BEIRUT (Reuters) - Iran on Tuesday said it was not aware of the presence of three al Qaeda operatives who the U.S. Treasury alleged last week to be living in the country.
Last Wednesday the U.S. Treasury said it was blacklisting a Saudi, an Egyptian and an Algerian who it said were members of al Qaeda living in Iran.
Their activities included liaising between the Pakistani Taliban and al Qaeda, and sending funds to al Qaeda fighters in Syria, the Treasury said.
"The Islamic Republic of Iran has no information about the presence of these people on its own soil," foreign ministry spokesman Bahram Qassemi was cited as saying by the Iranian Students' News Agency (ISNA).

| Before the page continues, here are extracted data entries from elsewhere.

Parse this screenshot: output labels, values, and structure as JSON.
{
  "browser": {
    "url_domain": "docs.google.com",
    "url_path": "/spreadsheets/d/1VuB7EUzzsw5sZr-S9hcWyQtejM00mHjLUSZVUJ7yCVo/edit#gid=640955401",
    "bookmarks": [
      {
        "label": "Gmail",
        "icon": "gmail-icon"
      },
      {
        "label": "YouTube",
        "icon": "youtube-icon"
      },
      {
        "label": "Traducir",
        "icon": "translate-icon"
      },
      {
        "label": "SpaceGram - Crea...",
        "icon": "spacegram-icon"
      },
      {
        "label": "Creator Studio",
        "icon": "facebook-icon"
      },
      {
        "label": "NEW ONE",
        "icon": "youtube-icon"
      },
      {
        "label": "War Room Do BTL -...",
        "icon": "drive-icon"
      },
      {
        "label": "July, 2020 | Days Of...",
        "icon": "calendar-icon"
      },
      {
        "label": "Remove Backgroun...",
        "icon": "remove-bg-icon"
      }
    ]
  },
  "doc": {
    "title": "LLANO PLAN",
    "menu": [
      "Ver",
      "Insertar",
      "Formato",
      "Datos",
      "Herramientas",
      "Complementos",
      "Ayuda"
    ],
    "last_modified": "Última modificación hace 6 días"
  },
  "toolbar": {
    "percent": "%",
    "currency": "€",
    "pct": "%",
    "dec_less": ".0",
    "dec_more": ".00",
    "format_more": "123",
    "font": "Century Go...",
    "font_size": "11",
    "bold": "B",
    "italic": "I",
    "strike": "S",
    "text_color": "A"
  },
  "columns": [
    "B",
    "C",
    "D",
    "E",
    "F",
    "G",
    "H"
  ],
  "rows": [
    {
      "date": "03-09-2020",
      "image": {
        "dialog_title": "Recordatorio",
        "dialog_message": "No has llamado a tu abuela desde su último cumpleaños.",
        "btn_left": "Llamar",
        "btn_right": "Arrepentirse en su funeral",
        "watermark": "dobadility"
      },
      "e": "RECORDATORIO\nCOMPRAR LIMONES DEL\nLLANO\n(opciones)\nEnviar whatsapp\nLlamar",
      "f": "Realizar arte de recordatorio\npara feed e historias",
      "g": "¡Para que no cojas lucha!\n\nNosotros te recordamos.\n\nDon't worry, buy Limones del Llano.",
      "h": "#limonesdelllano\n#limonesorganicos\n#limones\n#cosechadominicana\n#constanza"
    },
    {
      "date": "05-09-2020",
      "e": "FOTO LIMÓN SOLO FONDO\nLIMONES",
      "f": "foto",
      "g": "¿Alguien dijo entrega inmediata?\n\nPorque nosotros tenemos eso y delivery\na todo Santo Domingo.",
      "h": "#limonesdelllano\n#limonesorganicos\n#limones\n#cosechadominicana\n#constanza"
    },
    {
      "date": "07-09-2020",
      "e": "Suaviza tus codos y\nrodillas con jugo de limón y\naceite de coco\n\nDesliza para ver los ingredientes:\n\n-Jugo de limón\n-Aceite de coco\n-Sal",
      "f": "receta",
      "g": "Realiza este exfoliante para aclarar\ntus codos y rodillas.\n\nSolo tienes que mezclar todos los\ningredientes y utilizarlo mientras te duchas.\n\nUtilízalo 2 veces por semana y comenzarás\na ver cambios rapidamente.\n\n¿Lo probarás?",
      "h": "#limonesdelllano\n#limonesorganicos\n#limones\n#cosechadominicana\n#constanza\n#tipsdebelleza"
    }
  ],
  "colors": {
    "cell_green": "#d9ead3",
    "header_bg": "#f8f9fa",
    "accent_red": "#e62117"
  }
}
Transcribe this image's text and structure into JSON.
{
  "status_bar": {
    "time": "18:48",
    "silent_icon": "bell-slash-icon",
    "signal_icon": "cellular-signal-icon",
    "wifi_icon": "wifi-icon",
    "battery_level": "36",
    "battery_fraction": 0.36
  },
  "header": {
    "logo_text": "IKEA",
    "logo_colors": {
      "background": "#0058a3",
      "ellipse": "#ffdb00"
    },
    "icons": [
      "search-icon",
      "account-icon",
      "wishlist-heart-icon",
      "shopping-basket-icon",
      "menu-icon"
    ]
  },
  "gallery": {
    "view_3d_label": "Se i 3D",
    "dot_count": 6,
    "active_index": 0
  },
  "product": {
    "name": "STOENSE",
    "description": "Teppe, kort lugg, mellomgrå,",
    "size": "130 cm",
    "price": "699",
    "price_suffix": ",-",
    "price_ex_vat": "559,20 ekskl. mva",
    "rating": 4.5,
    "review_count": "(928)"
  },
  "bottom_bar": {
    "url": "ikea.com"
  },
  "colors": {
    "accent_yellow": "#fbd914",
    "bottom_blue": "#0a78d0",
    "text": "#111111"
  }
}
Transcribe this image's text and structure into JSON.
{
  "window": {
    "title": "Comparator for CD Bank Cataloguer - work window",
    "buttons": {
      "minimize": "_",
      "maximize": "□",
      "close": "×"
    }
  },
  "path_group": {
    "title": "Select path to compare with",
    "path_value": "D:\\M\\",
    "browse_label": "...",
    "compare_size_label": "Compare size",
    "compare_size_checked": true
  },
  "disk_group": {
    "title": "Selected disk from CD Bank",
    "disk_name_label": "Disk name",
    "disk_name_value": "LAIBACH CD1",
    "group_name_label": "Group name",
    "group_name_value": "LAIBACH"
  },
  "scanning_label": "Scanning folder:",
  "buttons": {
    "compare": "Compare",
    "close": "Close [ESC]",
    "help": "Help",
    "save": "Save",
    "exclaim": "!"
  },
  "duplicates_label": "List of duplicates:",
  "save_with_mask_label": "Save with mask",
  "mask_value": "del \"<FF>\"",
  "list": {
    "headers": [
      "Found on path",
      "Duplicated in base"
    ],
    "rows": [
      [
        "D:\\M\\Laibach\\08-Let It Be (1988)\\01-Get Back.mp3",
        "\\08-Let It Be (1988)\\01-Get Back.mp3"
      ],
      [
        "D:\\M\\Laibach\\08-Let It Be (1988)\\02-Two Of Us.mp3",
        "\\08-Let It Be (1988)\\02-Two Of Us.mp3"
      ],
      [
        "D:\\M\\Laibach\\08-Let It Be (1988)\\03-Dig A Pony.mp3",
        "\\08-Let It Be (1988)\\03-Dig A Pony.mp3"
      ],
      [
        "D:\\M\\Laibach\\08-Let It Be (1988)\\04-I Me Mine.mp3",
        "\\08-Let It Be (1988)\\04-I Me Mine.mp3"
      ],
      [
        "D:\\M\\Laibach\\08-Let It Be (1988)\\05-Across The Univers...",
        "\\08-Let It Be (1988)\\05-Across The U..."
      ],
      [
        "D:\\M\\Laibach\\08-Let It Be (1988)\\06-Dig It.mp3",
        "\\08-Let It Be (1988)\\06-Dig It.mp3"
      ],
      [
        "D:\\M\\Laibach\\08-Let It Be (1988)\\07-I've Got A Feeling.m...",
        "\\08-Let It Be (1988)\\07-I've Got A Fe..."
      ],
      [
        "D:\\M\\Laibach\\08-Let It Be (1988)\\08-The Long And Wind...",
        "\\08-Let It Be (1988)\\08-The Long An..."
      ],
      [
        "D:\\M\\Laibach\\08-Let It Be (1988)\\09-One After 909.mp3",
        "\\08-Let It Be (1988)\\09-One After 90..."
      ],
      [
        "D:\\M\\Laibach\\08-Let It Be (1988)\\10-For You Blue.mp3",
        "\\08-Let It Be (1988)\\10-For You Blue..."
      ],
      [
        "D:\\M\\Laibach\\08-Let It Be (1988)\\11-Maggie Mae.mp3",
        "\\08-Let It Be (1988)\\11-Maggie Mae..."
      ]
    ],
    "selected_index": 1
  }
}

Iran has held several al Qaeda members, both high-ranking and lower-level, since the Sept. 11, 2001 attacks on New York and Washington, although U.S. officials say the precise conditions of their confinement are unclear.
Iran, a Shi'ite Muslim theocracy, considers al Qaeda a terrorist group and Iranian security forces periodically report the arrest of al Qaeda members.
Senior U.S. officials have previously accused Iran of cooperating with the group, but Tehran denies this. The hardline Sunni Islamist group considers Shi'ites to be heretics and has targeted them in the past.
The U.S. blacklisting freezes any property of the three men in the United States, and bars U.S. citizens from dealing with them.